И вдруг вздыбил перья, рванулся, поднял крыльями вихрь. Что-то хрипло прокричал. Рванулся снова. На людей! Кое-кто попятился даже.
— Во… приз…
Филипп не попятился. Хотя, конечно, сердце боязливо застучало. Петух медленно поворачивал голову, словно выбирая среди зрителей жертву. Топорщился, греб свободной лапой пыль. Но великолепие этой птицы было в сто раз сильнее, ярче его свирепости. И Филипп в двух метрах от петуха сел на корточки.
— Петя… Петя…
«Петя» обратил на мальчишку огненный взор. «Ох, беда», — понял Филипп, но поздно. Петух рванулся, оборвал завязку. Филипп кувыркнулся назад и бросился от этого сгустка перьев и злости. Под перепуганные и насмешливые вопли, под хохот…

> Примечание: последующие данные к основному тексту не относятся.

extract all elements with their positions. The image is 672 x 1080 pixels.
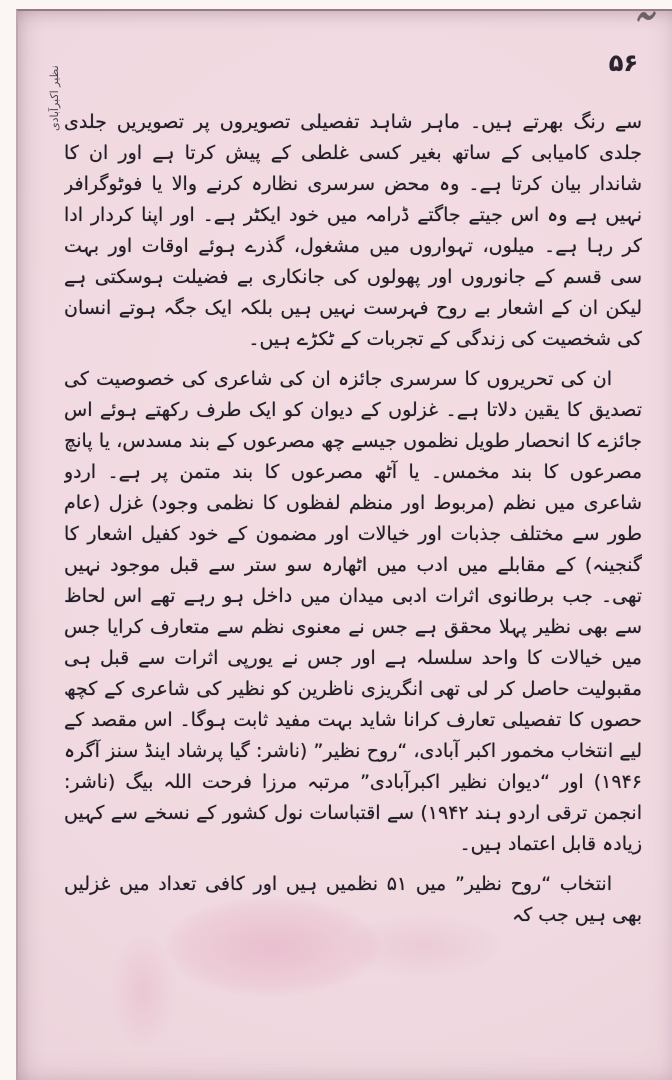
body-paragraph: انتخاب “روح نظیر” میں ۵۱ نظمیں ہیں اور کافی تعداد میں غزلیں بھی ہیں جب کہ	[64, 873, 642, 926]
body-paragraph: ان کی تحریروں کا سرسری جائزہ ان کی شاعری کی خصوصیت کی تصدیق کا یقین دلاتا ہے۔ غزلوں کے دیوان کو ایک طرف رکھتے ہوئے اس جائزے کا انحصار طویل نظموں جیسے چھ مصرعوں کے بند مسدس، یا پانچ مصرعوں کا بند مخمس۔ یا آٹھ مصرعوں کا بند متمن پر ہے۔ اردو شاعری میں نظم (مربوط اور منظم لفظوں کا نظمی وجود) غزل (عام طور سے مختلف جذبات اور خیالات اور مضمون کے خود کفیل اشعار کا گنجینہ) کے مقابلے میں ادب میں اٹھارہ سو ستر سے قبل موجود نہیں تھی۔ جب برطانوی اثرات ادبی میدان میں داخل ہو رہے تھے اس لحاظ سے بھی نظیر پہلا محقق ہے جس نے معنوی نظم سے متعارف کرایا جس میں خیالات کا واحد سلسلہ ہے اور جس نے یورپی اثرات سے قبل ہی مقبولیت حاصل کر لی تھی انگریزی ناظرین کو نظیر کی شاعری کے کچھ حصوں کا تفصیلی تعارف کرانا شاید بہت مفید ثابت ہوگا۔ اس مقصد کے لیے انتخاب مخمور اکبر آبادی، “روح نظیر” (ناشر: گیا پرشاد اینڈ سنز آگرہ ۱۹۴۶) اور “دیوان نظیر اکبرآبادی” مرتبہ مرزا فرحت اللہ بیگ (ناشر: انجمن ترقی اردو ہند ۱۹۴۲) سے اقتباسات نول کشور کے نسخے سے کہیں زیادہ قابل اعتماد ہیں۔	[64, 368, 642, 855]
running-title: نظیر اکبرآبادی	[48, 65, 61, 131]
page-number: ۵۶	[608, 49, 638, 77]
body-text	[64, 107, 642, 1054]
corner-ink-mark	[634, 6, 660, 26]
body-paragraph: سے رنگ بھرتے ہیں۔ ماہر شاہد تفصیلی تصویروں پر تصویریں جلدی جلدی کامیابی کے ساتھ بغیر کسی غلطی کے پیش کرتا ہے اور ان کا شاندار بیان کرتا ہے۔ وہ محض سرسری نظارہ کرنے والا یا فوٹوگرافر نہیں ہے وہ اس جیتے جاگتے ڈرامہ میں خود ایکٹر ہے۔ اور اپنا کردار ادا کر رہا ہے۔ میلوں، تہواروں میں مشغول، گذرے ہوئے اوقات اور بہت سی قسم کے جانوروں اور پھولوں کی جانکاری بے فضیلت ہوسکتی ہے لیکن ان کے اشعار بے روح فہرست نہیں ہیں بلکہ ایک جگہ ہوتے انسان کی شخصیت کی زندگی کے تجربات کے ٹکڑے ہیں۔	[64, 111, 642, 350]
page-surface	[16, 9, 672, 1080]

За несколько секунд мальчишка и петух пролетели сотню шагов среди прилавков, ларьков, телег и автофургонов. На задах какого-то павильона поскользнулся Филипп на устилавшей землю соломе. Брякнулся, перелетел через голову. Сел. А петух… он тоже затормозил. Он ходил боком в трех шагах, клокотал, как раскаленный чайник, рыл солому когтями и тряс гребнем. И глядел на Филиппа глазом с оранжевым ободком. Филипп сообразил, что сию секунду петух еще не бросится. Чего-то ждет. Может, вырабатывает тактику? Обдумывает? Используя спасительную отсрочку, Филипп торопливо сказал:
— Ты чего, дурак? Я с тобой по-хорошему…
— Ко-о? — недоверчиво отозвался петух. В его оранжевом глазу, кажется, поубавилось непримиримости.
— Ты такой красивый, — полушепотом приласкал его Филипп.
— Ко-о… — согласился петух со скромным самодовольством и перестал рыть солому. Перья пригладились.
С ласковым упреком (в точности как Тамара Семеновна в их третьем классе) Филипп заговорил снова:
— Ты такой умный, а так себя ведешь. Ты же сам себя подводишь…
Петух шевельнул крыльями (так люди смущенно поводят плечами). Бормотнул. Что, мол, такого я сделал-то…
Филипп нащупал в кармане огрызок пряника, раздавил его пальцами на крошки.
— Петя, иди… На, поклюй.
Петух перекинул на другой бок гребень. И другим глазом глянул на Филиппа. Потоптался. Подумал. Подошел.